See autotest link given above.

<foocraft> but in any case, coming up with the testing framework that
  doesn't break when the OS itself breaks is hard, it seems
<foocraft> not sure if autotest isolates the mistakes in the os from
  finding their way in the validity of the tests themselves
<youpi> it could be interesting to have scripts that automatically start a
  sub-hurd to do the tests

subhurd.

<tschwinge> foocraft: To answer one of your earlier questions: you can do
  really low-level testing.  Like testing Mach's message passing.  A
  million times.  The questions is whether that makes sense.  And / or if
  it makes sense to do that as part of a unit testing framework.  Or rather
  do such things manually once you suspect an error somewhere.
<tschwinge> The reason for the latter may be that Mach IPC is already
  heavily tested during normal system operation.
<tschwinge> And yet, there still may be (there are, surely) bugs.
<tschwinge> But I guess that you have to stop at some (arbitrary?) level.
<foocraft> so we'd assume it works, and test from there
<tschwinge> Otherwise you'd be implementing the exact counter-part of what
  you're testing.
<tschwinge> Which may be what you want, or may be not.  Or it may just not
  be feasible.
<foocraft> maybe the testing framework should have dependencies
<foocraft> which we can automate using make, and phony targets that run
  tests
<foocraft> so everyone writes a test suite and says that it depends on A
  and B working correctly
<foocraft> then it'd go try to run the tests for A etc.
<tschwinge> Hmm, isn't that -- on a high level -- have you have by
  different packages?  For example, the perl testsuite depends (inherently)
  on glibc working properly.  A perl program's testsuite depends on perl
  working properly.
<foocraft> yeah, but afaik, the ordering is done by hand

freenode, #hurd channel, 2011-03-07:

<antrik> actually, I think for most tests it would be better not to use a
  subhurd... that leads precisely to the problem that if something is
  broken, you might have a hard time running the tests at all :-)
<antrik> foocraft: most of the Hurd code isn't really low-level. you can
  use normal debugging and testing methods
<antrik> gnumach of course *does* have some low-level stuff, so if you add
  unit tests to gnumach too, you might run into issues :-)
<antrik> tschwinge: I think testing IPC is a good thing. as I already said,
  automated testing is *not* to discover existing but unknown bugs, but to
  prevent new ones creeping in, and tracking progress on known bugs
<antrik> tschwinge: I think you are confusing unit testing and regression
  testing. http://www.bddebian.com/~hurd-web/open_issues/unit_testing/
  talks about unit testing, but a lot (most?) of it is actually about
  regression tests...

unit testing.

<tschwinge> antrik: That may certainly be -- I'm not at all an expert in
  this, and just generally though that some sort of automated testing is
  needed, and thus started collecting ideas.
<tschwinge> antrik: You're of course invited to fix that.

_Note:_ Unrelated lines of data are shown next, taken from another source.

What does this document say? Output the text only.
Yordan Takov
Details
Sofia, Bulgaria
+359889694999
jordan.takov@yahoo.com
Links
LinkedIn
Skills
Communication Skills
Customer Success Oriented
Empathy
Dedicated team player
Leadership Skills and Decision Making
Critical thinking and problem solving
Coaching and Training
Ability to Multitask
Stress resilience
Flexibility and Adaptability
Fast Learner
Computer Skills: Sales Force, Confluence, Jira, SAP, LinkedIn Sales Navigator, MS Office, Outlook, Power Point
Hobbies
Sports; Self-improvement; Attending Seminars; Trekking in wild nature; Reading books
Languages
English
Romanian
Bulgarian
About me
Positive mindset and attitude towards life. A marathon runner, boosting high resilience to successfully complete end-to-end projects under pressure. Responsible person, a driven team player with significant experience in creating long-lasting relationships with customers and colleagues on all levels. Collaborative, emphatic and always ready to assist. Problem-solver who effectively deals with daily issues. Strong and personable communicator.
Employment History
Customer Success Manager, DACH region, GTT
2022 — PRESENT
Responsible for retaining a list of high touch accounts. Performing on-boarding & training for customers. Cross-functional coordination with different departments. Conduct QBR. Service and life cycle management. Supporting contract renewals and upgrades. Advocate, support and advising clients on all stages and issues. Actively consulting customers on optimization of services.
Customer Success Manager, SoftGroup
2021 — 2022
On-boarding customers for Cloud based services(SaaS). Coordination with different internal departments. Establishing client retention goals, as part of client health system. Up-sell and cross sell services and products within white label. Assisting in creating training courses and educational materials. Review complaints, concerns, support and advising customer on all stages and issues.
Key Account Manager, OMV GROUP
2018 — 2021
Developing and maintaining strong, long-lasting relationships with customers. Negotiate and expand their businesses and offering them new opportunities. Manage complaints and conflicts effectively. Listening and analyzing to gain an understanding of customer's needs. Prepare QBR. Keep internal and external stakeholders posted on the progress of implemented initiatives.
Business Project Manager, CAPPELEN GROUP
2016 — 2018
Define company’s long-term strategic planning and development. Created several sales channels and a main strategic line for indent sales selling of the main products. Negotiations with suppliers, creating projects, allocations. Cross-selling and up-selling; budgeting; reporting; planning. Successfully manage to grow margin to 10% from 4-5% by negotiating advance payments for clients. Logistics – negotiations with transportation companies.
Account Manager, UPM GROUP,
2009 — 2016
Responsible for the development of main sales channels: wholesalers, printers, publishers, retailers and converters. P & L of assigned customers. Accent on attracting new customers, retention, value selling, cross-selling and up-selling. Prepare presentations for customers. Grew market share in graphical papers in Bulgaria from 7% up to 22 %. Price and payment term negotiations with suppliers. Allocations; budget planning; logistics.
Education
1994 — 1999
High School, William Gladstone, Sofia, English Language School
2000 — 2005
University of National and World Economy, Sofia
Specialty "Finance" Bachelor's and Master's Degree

IRC, freenode, #hurd, 2011-03-08

(After discussing the anatomy of a hurd system.)

<antrik> so that's what your question is actually about?
<foocraft> so what I would imagine is a set of only-this-server tests for
  each server, and then we can have fun adding composite tests
<foocraft> thus making debugging the composite scenarios a bit less tricky
<antrik> indeed
<foocraft> and if you were trying to pass a composite test, it would also
  help knowing that you still didn't break the server-only test
<antrik> there are so many different things that can be tested... the
  summer will only suffice to dip into this really :-)
<foocraft> yeah, I'm designing my proposal to focus on 1) make/use a
  testing framework that fits the Hurd case very well 2) write some tests
  and docs on how to write good tests
<antrik> well, doesn't have to be *one* framework... unit testing and
  regression testing are quite different things, which can be covered by
  different frameworks